Finalement Il Lungo, il corto, il gatto est le témoignage flagrant de la solidité de son réalisateur dans le registre de la comédie, genre qu'il a peu à peu peaufiné jusqu'à parfaitement le maîtriser. Il est aussi le témoin d'un état d'esprit bien trop répandu : celui qui consiste à considérer systématiquement comme mineure la comédie, tandis qu'à l'aune du sérieux on se prosterne de façon outrancière sur des oeuvres plus graves ou austères. A ce titre, signalons que cette comédie possède déjà la grâce qu'on retrouvera pour le générique du Chat noir en 1981 ; à la différence que celle-ci reste ici à l'écran après le générique et ce 85 minutes durant. Au petit jeu des comparaisons, on constate également que la structure ici présente sera reprise plus tard par Fulci dans ses réussites horrifiques telles L'Au-delà, tout comme une scène d'enterrement annonce Frayeurs.

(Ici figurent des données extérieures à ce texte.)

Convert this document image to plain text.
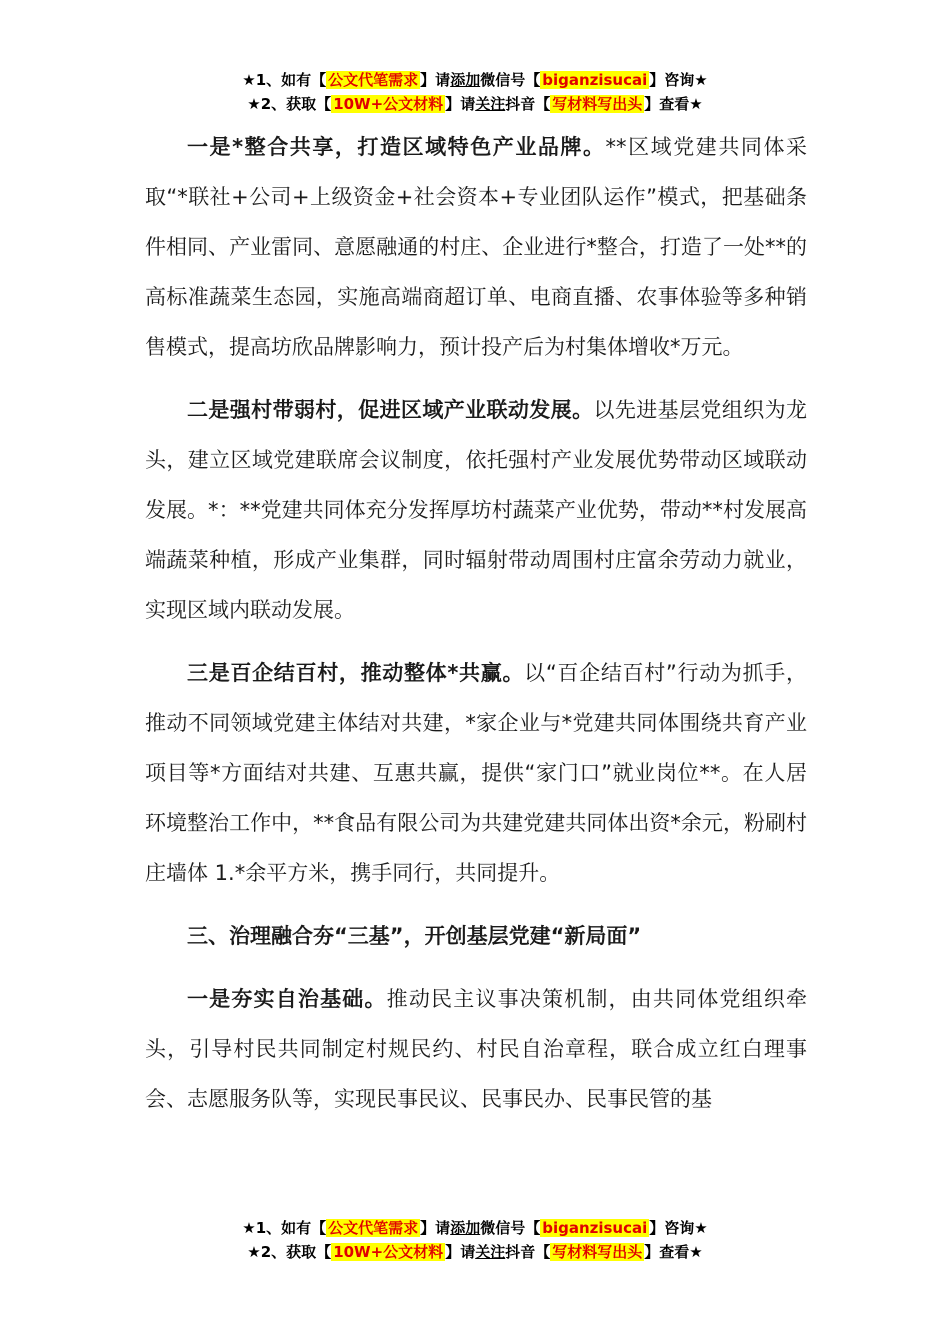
★1、如有【 公文代笔需求 】请添加微信号【 biganzisucai 】咨询★
★2、获取【 10W+公文材料 】请关注抖音【 写材料写出头 】查看★

一是*整合共享，打造区域特色产业品牌。**区域党建共同体采取“*联社+公司+上级资金+社会资本+专业团队运作”模式，把基础条件相同、产业雷同、意愿融通的村庄、企业进行*整合，打造了一处**的高标准蔬菜生态园，实施高端商超订单、电商直播、农事体验等多种销售模式，提高坊欣品牌影响力，预计投产后为村集体增收*万元。

二是强村带弱村，促进区域产业联动发展。以先进基层党组织为龙头，建立区域党建联席会议制度，依托强村产业发展优势带动区域联动发展。*：**党建共同体充分发挥厚坊村蔬菜产业优势，带动**村发展高端蔬菜种植，形成产业集群，同时辐射带动周围村庄富余劳动力就业，实现区域内联动发展。

三是百企结百村，推动整体*共赢。以“百企结百村”行动为抓手，推动不同领域党建主体结对共建，*家企业与*党建共同体围绕共育产业项目等*方面结对共建、互惠共赢，提供“家门口”就业岗位**。在人居环境整治工作中，**食品有限公司为共建党建共同体出资*余元，粉刷村庄墙体 1.*余平方米，携手同行，共同提升。

三、治理融合夯“三基”，开创基层党建“新局面”

一是夯实自治基础。推动民主议事决策机制，由共同体党组织牵头，引导村民共同制定村规民约、村民自治章程，联合成立红白理事会、志愿服务队等，实现民事民议、民事民办、民事民管的基

★1、如有【 公文代笔需求 】请添加微信号【 biganzisucai 】咨询★
★2、获取【 10W+公文材料 】请关注抖音【 写材料写出头 】查看★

Coïncidence ou pas, il y a également dans Il lungo, il corto, il gatto un ton qui ressemble par moments à une balade tournant à la guerre lasse. Un petit peu comme le fera plus tard Sergio Corbucci avec Mais qu'est ce que je viens foutre au milieu de cette révolution ? et sa trilogie de la révolution. A cet égard, la musique de Lalo Gori joue une fois de plus un rôle primordial, comme si Lucio Fulci ironisait sur la sempiternelle mécanique comique de Franco et Ciccio avant de leur faire ses adieux. Ce sera chose faite l'année suivante. Après avoir parfaitement utilisé la vitalité d'Adriano Celentano (Urlatori alla sbarra, Un type étrange,...), puis phagocyté l'énergie mongoloïde de Franco et Ciccio, il emploiera de nouveau avec talent un comique de seconde zone en la personne de Lando Buzzanca, ce avec trois films : Au diable les anges (Operazione San Pietro) la même année, puis Obsédé malgré lui et Il Cavalieri Costante Nicosia demoniaco ovvero Dracula in Brianza, pour lequel il retrouvera le sous-estimé et tout compte fait très attachant Ciccio Ingrassia. Quoi qu'il en soit, Fulci se montre manifestement prêt à livrer son meilleur travail avec notamment Béatrice Cenci, qui lui vaudra l'incompréhension, puis trois superbes gialli, Perversion Story, Le venin de la peur, et peut-être ce qui reste son meilleur film ou tout du moins le plus symptomatique de son oeuvre : La longue nuit de l'exorcisme.